Он уже не слышал меня: петербургские бумаги завладели им всецело. Он покачивал пакет на ладони, потом положил его среди бумаг, походил, щурясь на него, взял со стола ножницы и тонко срезал край пакета.

— Мне непременно надо открыть его! — винился он передо мной, привычно работая пальцами, извлекая пачку бумажных листов. — Я господин любопытный, жадный до новостей… Вот вам последняя книга «Полярной звезды», в России вы ее еще не видели… Я недолго, я читать не стану.

Он говорил, а глаза уже бежали по строчкам письма, а следом и рукописи. Выражение лица сделалось дерзким, теперь никто бы не сказал, что он старше меня на десять лет, а по тяжести утрат, по истовости труда — на горький век. Герцен ходил по кабинету, то замедляясь, задерживаясь на каком-то листе, то перекидывая их быстро, кружа у стола и потряхивая темной гривой.

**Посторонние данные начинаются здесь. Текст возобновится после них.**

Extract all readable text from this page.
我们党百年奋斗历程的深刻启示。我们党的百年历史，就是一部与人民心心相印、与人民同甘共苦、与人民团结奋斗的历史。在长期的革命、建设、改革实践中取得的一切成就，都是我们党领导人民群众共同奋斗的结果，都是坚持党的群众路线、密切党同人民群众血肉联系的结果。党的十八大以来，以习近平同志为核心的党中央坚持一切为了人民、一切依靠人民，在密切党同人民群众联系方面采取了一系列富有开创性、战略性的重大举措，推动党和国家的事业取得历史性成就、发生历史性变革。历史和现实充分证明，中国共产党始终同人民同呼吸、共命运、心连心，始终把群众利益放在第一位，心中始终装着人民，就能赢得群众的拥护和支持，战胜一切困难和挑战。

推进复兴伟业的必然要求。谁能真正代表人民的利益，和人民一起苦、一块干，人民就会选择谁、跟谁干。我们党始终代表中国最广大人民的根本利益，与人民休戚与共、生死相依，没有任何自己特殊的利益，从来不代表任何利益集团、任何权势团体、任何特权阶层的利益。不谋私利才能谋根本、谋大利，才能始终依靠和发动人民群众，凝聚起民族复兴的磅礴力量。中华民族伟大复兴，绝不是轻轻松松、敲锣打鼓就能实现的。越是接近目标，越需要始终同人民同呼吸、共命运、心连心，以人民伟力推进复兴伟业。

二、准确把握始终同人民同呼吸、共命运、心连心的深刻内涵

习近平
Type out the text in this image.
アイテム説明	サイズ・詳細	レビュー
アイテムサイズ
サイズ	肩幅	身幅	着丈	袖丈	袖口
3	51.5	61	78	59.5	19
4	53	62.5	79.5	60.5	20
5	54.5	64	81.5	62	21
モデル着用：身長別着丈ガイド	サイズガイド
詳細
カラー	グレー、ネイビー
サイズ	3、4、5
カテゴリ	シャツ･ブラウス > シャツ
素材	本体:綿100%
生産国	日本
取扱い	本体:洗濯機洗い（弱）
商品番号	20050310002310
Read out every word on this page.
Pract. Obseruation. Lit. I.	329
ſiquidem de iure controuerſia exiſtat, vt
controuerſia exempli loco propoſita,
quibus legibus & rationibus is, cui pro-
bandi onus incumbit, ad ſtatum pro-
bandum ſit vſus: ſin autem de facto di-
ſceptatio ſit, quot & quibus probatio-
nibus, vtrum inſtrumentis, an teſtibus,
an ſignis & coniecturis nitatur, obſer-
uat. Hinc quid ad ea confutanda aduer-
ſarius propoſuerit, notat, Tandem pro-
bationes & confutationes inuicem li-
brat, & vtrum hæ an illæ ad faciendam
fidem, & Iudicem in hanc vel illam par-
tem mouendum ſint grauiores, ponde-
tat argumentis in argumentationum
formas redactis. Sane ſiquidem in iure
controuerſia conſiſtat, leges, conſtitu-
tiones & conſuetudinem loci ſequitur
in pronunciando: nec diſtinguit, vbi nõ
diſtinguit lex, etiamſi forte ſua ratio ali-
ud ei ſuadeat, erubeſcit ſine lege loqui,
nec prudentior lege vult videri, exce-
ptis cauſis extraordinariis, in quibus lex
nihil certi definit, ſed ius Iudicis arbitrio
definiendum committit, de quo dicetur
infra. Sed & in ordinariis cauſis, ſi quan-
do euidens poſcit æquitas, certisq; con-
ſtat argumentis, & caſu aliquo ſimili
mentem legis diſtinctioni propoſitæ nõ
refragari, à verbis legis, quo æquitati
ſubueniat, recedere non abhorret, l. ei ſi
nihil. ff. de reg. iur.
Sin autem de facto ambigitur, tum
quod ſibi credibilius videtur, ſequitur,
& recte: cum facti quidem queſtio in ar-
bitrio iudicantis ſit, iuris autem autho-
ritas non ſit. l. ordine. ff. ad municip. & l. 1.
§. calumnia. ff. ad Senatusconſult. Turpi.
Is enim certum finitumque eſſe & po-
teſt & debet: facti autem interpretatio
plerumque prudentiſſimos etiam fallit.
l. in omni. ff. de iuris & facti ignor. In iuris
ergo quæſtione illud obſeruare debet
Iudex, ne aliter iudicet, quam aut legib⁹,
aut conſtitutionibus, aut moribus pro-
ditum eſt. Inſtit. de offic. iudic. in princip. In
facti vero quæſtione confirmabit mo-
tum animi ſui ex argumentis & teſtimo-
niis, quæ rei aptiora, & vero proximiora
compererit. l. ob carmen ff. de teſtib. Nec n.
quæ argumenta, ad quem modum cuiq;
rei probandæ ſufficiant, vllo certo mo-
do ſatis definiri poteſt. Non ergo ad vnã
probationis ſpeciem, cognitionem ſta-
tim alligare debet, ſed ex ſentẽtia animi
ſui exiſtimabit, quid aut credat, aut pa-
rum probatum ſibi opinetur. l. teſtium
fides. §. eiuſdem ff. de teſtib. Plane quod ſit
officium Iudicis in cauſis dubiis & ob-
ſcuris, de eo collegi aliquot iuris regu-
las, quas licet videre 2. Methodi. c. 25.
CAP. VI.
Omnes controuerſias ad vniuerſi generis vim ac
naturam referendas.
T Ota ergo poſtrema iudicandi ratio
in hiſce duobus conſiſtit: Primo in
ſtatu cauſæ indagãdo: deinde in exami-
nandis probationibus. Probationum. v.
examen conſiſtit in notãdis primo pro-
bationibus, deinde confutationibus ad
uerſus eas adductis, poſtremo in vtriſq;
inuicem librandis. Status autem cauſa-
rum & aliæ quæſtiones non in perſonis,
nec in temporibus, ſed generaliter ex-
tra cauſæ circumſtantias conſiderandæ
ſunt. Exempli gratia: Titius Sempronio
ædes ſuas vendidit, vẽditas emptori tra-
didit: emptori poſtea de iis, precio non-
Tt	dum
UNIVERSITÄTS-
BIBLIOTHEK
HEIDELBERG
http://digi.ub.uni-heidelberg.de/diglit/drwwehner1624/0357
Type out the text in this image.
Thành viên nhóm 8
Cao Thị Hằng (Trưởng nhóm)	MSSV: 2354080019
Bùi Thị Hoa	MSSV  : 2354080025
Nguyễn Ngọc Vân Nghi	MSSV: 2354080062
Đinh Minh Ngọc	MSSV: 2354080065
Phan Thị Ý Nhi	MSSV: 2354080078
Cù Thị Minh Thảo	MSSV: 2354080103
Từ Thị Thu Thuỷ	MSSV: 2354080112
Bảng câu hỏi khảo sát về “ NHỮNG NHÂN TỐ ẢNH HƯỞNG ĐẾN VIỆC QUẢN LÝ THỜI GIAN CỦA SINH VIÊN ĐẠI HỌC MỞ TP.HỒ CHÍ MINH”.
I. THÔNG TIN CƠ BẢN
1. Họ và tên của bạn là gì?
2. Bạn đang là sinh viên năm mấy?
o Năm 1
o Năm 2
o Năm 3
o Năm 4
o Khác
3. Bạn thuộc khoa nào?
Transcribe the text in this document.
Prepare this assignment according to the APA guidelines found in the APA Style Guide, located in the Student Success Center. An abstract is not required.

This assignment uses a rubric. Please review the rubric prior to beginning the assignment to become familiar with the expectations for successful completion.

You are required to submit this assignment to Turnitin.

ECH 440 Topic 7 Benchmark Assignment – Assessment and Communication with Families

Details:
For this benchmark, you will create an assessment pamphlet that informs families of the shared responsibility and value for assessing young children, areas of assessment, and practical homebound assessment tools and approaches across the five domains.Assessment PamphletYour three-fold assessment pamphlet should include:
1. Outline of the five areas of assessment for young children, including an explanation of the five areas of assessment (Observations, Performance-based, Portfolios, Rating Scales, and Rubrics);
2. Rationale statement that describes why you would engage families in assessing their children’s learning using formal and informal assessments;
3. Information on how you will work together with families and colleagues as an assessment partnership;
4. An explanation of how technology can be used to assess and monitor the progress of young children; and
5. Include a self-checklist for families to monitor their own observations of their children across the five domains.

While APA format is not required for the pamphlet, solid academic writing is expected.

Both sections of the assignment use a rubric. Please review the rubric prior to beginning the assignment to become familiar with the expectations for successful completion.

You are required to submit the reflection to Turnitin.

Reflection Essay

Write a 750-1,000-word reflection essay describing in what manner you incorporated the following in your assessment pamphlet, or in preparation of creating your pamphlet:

Я встал у окна, смотрел наружу, поверх стены в бутылочных осколках, и был вознагражден: по тротуару шла Надя, наклонив голову, заставляя себя не смотреть в окна дома. В целой Европе для меня не было в тот час современного человека, чтимого выше, чем тот, что дышал за моей спиной, но на миг я забыл и о нем; видел только Надю, от маленьких ботинок, незанятой руки в серой перчатке, до высокой шеи, на которой всегда так обнаженно и беззащитно бьется жилка, и открытых светлых волос: шляпку она держала в левой руке. Сердце сжалось тревогой: она была женщина и дитя, которое я вывел на чужой перекресток, и сколько еще ей суждено идти вдоль незнакомых палисадников, ворот, оград, чужих подъездов?

— Вы опасаетесь слежки? — отрезвил меня голос Герцена.

Я не сразу понял его. Он странно посмотрел на меня, на пакет, безуспешно стараясь связать нас или, по крайней мере, меня и Колбасина.

— Я зауряд-курьер, Александр Иванович, и не охотник до чужих лавров.

Он почувствовал горечь моих слов, а во мне была потребность честности и молодая гордость: впрочем, гордость из тех чувств, которые едва ли старятся.

— Это письмо необходимо нам для нашего русского дела. — Он сказал, что со смертью Николая и окончанием войны русские наводнили Европу, многие ездят и в Лондон, охотно идут к нему, так что теперь, пожалуй, нужны предохранительные меры, чтобы не потеряться в визитерах. — Ваш приход — другое дело, — поспешил он успокоить меня, — то, что вы привезли, дорогого стоит. Вы что же, и не взглянули на «Полярную звезду»?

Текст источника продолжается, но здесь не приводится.